I have a RNDIS USB modem that allows AT commands through a telnet port (5510). I want to use it to read and send SMS messages from a script. I've used a variant of a similar question posted here but I'm using socat instead of netcat.
- I have a helper script called atread.sh:
#!/bin/sh
echo -e $@
IFS=$'\n'
while read line; do
echo $line >&3
if [ "${line::2}" = "OK" ] || [ "${line::5}" = "ERROR" ] ; then
break
fi
done
- I then have a function in my main script:
smsio() {
response=$(3>&1 socat -T 2 exec:"./atread.sh '$1'" tcp:xxx.xxx.xxx.xxx:5510,crlf)

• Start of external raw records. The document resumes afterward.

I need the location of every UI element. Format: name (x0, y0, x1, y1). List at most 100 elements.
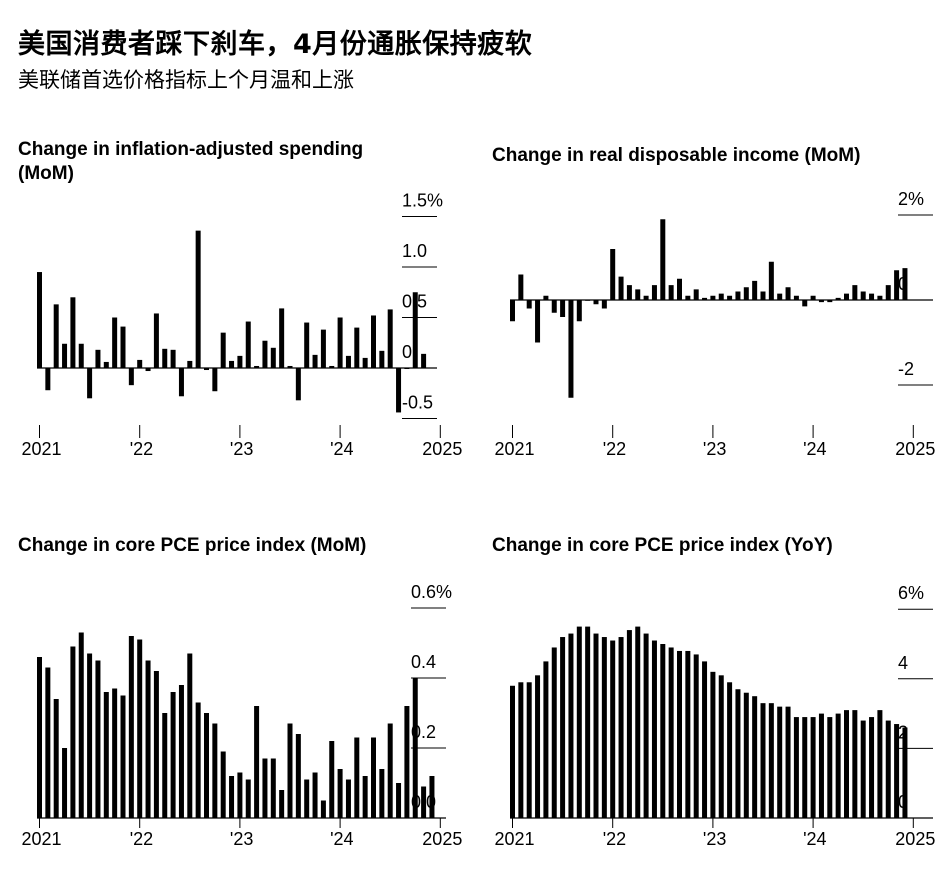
bar (535, 675, 541, 818)
bar (204, 713, 209, 818)
bar (526, 300, 532, 309)
bar (78, 632, 84, 818)
bar (329, 741, 335, 818)
bar (727, 682, 733, 818)
bar (576, 300, 582, 322)
bar (162, 713, 168, 818)
bar (852, 285, 858, 300)
bar (112, 317, 118, 368)
y-tick-label: 0 (402, 342, 412, 362)
page-subtitle: 美联储首选价格指标上个月温和上涨 (18, 68, 354, 92)
bar (643, 633, 649, 818)
bar (387, 309, 393, 368)
bar (818, 713, 824, 818)
bar (810, 295, 816, 300)
bar (387, 723, 393, 818)
bar (869, 293, 875, 300)
bar (877, 710, 883, 818)
bar (894, 270, 900, 300)
bar (835, 713, 841, 818)
bar (187, 653, 193, 818)
bar (354, 737, 360, 818)
bar (87, 653, 93, 818)
bar (128, 368, 134, 386)
bar (245, 779, 251, 818)
bar (137, 359, 143, 368)
y-tick-label: 0.4 (411, 652, 436, 672)
bar (768, 261, 774, 300)
bar (560, 300, 566, 317)
bar (635, 289, 641, 300)
bar (262, 758, 268, 818)
bar (362, 357, 368, 368)
x-tick-label: '24 (803, 439, 826, 459)
bar (371, 737, 376, 818)
bar (95, 349, 101, 368)
bar (885, 720, 891, 818)
bar (743, 692, 749, 818)
bar (885, 285, 891, 300)
bar (237, 772, 243, 818)
bar (279, 308, 285, 368)
bar (601, 300, 607, 309)
bar (610, 640, 616, 818)
x-tick-label: '23 (230, 439, 253, 459)
bar (702, 661, 708, 818)
bar (396, 783, 402, 818)
bar (170, 349, 176, 368)
bar (568, 300, 574, 398)
bar (421, 353, 427, 368)
bar (877, 295, 883, 300)
bar (120, 326, 126, 368)
bar (718, 675, 724, 818)
chart-title-income: Change in real disposable income (MoM) (492, 145, 861, 166)
bar (404, 706, 410, 818)
bar (860, 720, 866, 818)
bar (120, 695, 126, 818)
bar (254, 706, 260, 818)
y-tick-label: 2% (898, 189, 924, 209)
x-tick-label: 2025 (422, 829, 462, 849)
bar (844, 293, 849, 300)
bar (760, 703, 766, 818)
bar (585, 626, 591, 818)
bar (535, 300, 541, 343)
bar (162, 348, 168, 368)
bar (760, 291, 766, 300)
bar (601, 637, 607, 818)
bar (345, 355, 351, 368)
bar (902, 268, 908, 300)
bar (718, 293, 724, 300)
bar (793, 717, 799, 818)
bar (802, 300, 808, 307)
x-tick-label: 2021 (22, 829, 62, 849)
x-tick-label: 2021 (22, 439, 62, 459)
bar (785, 706, 791, 818)
bar (212, 368, 218, 392)
bar (62, 748, 68, 818)
bar (860, 291, 866, 300)
bar (112, 688, 118, 818)
bar (320, 800, 326, 818)
bar (70, 646, 76, 818)
bar (220, 332, 226, 368)
bar (710, 671, 716, 818)
bar (668, 647, 674, 818)
bar (585, 300, 591, 301)
bar (304, 322, 310, 368)
bar (153, 313, 159, 368)
chart-title-spending: Change in inflation-adjusted spending (M… (18, 139, 364, 184)
bar (337, 317, 343, 368)
bar (626, 630, 632, 818)
bar (818, 300, 824, 303)
bar (237, 355, 243, 368)
bar (610, 249, 616, 300)
bar (53, 304, 59, 368)
bar (220, 751, 226, 818)
bar (802, 717, 808, 818)
bar (651, 640, 657, 818)
bar (752, 280, 758, 300)
bar (37, 272, 42, 368)
bar (768, 703, 774, 818)
bar (735, 291, 741, 300)
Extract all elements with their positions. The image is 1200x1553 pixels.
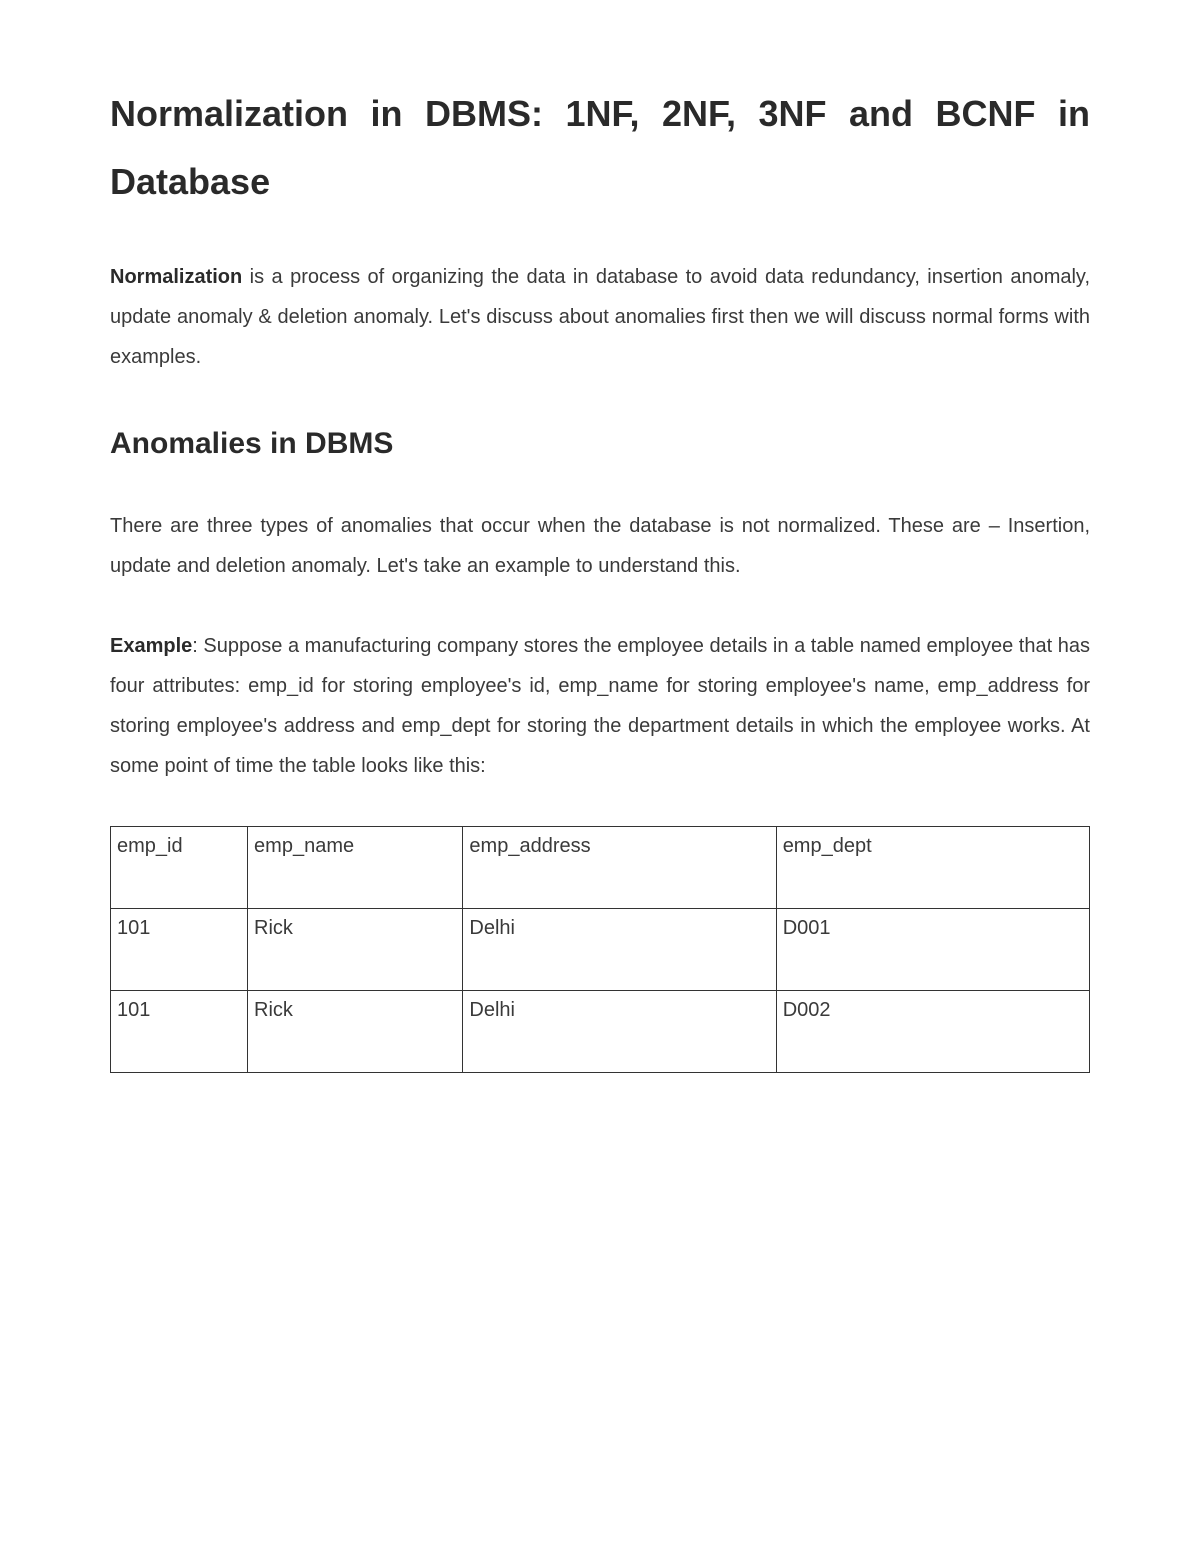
anomalies-paragraph: There are three types of anomalies that … [110, 506, 1090, 586]
table-row: 101 Rick Delhi D001 [111, 908, 1090, 990]
intro-paragraph: Normalization is a process of organizing… [110, 257, 1090, 377]
employee-table: emp_id emp_name emp_address emp_dept 101… [110, 826, 1090, 1073]
table-header-cell: emp_address [463, 826, 776, 908]
table-header-cell: emp_id [111, 826, 248, 908]
example-lead: Example [110, 635, 192, 657]
table-cell: Delhi [463, 908, 776, 990]
example-paragraph: Example: Suppose a manufacturing company… [110, 626, 1090, 786]
table-cell: Rick [248, 908, 463, 990]
table-cell: 101 [111, 908, 248, 990]
intro-lead: Normalization [110, 266, 242, 288]
table-row: 101 Rick Delhi D002 [111, 990, 1090, 1072]
intro-rest: is a process of organizing the data in d… [110, 266, 1090, 368]
table-cell: 101 [111, 990, 248, 1072]
table-cell: D001 [776, 908, 1089, 990]
section-heading-anomalies: Anomalies in DBMS [110, 427, 1090, 461]
example-rest: : Suppose a manufacturing company stores… [110, 635, 1090, 777]
table-header-row: emp_id emp_name emp_address emp_dept [111, 826, 1090, 908]
table-cell: Rick [248, 990, 463, 1072]
table-header-cell: emp_dept [776, 826, 1089, 908]
table-cell: Delhi [463, 990, 776, 1072]
table-header-cell: emp_name [248, 826, 463, 908]
page-title: Normalization in DBMS: 1NF, 2NF, 3NF and… [110, 80, 1090, 217]
table-cell: D002 [776, 990, 1089, 1072]
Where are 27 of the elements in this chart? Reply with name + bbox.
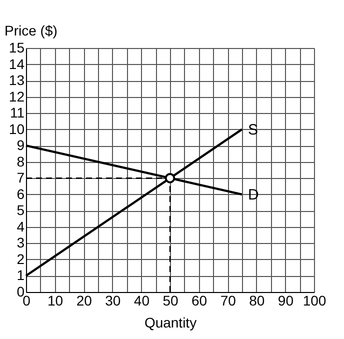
- y-tick-label: 11: [10, 104, 25, 121]
- x-tick-label: 90: [278, 292, 294, 308]
- x-tick-label: 40: [134, 292, 150, 308]
- x-axis-title: Quantity: [144, 314, 197, 330]
- y-tick-label: 6: [16, 186, 25, 202]
- x-tick-label: 100: [302, 292, 326, 308]
- y-tick-label: 3: [16, 234, 25, 251]
- y-tick-label: 1: [16, 267, 25, 284]
- x-tick-label: 10: [48, 292, 64, 308]
- y-tick-label: 10: [8, 120, 25, 137]
- y-tick-label: 14: [8, 56, 25, 72]
- x-tick-label: 60: [192, 292, 208, 308]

... (some other code to check for a timeout or broken pipe)
}
- I invoke the function in the main script like so:
smsio "AT+CMGF=1"
.
This works extremely well as long as the parameter does not include special characters, specifically:
- Quotation marks (") as in
smsio 'AT+CMGL="ALL"'
to read all SMS messages - Backslash (\) as in
smsio 'AT+CMGS="123456789"' ; smsio "Text Message\x1A"
to send an SMS
I've tried to escape the special character using backslash (\") and/or adding double quoting ("".."") but it appears that socat is stripping all special characters before it calls the exec script. Any suggestions how to get these special characters through socat?
PS: I've temporarily bypassed the problem via character substitution (i.e using ! for " in the parameter string, then using tr '!' '"'
in atread.sh, but I'm looking for a more elegant solution.